The clay tablets preserved to this day, however, bring irrefutable information about other sexual ailments consuming the Babylonians. We have almost all possible inflammations of the intimate passages here. In the book Ancient Medicine. Its secrets and power we find the following accounts from the Mesopotamian records:

If a man loses his semen while sleeping or walking (...) and his penis and clothes are full of semen (...) and then - when blood flows from the man's penis or oil…

... it was the man who was touched by 'the hand of Ishtar'. The disturbing color of the urine revealed another sexually transmitted disease, gonorrhea:

If a man's urine looks like donkey urine (...) [or] if a man's urine looks like brewer's yeast, the man suffers from gonorrhea.

Is the fall of Babylon immortalized in one of the woodcuts of the Nuremberg Chronicle (15th century) a punishment for excessive sexual debauchery?

Not only male ills are immortalized on clay tablets. In the collective work Diagnoses in Assyrian and Babylonian Medicine we find the translation of another preserved record:"If the semen of a woman or a man leaks while urinating, the man or the woman suffers from a venereal disease."

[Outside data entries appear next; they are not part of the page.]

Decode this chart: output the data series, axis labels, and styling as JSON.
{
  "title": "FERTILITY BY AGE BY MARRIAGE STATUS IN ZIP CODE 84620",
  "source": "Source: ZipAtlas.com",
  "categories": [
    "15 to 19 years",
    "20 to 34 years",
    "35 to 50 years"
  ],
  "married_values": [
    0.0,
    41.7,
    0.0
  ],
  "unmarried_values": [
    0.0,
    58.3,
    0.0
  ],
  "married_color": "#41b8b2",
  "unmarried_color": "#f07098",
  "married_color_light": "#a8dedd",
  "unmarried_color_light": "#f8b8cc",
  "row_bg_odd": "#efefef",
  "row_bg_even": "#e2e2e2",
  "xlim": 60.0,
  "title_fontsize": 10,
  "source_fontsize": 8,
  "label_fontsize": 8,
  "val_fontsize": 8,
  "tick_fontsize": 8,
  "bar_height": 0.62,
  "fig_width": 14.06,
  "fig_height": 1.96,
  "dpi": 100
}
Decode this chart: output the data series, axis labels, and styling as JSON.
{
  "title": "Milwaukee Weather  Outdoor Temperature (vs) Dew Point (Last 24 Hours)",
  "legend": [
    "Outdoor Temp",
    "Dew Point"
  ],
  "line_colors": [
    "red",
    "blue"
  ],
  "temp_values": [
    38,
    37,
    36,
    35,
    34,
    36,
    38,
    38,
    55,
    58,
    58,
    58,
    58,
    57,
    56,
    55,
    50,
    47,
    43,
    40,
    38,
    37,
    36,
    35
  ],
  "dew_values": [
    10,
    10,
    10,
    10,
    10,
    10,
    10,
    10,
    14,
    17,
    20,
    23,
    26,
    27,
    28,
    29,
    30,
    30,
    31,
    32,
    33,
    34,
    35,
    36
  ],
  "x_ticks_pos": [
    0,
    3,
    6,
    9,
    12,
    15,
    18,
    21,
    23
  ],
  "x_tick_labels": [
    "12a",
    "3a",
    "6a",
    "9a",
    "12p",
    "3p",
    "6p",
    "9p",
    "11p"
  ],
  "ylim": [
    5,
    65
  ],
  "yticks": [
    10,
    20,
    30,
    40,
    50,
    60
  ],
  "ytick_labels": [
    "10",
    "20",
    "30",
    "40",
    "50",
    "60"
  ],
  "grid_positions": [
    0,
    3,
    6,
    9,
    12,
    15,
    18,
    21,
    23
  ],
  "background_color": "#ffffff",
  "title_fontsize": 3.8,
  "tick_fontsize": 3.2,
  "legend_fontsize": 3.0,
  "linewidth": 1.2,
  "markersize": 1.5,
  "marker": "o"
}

But Babylon knew how to deal with it, or so the medics of the time said. The bronze tube called "upu" was the key through which the medicine was introduced into the penis. Thus, the catheter popular today turns out to be an invention of the ancients. And who would have thought that excessive licentiousness would bring a tool that would have revolutionary significance in world medicine? Perhaps this is how Ishtar blessed her worshipers.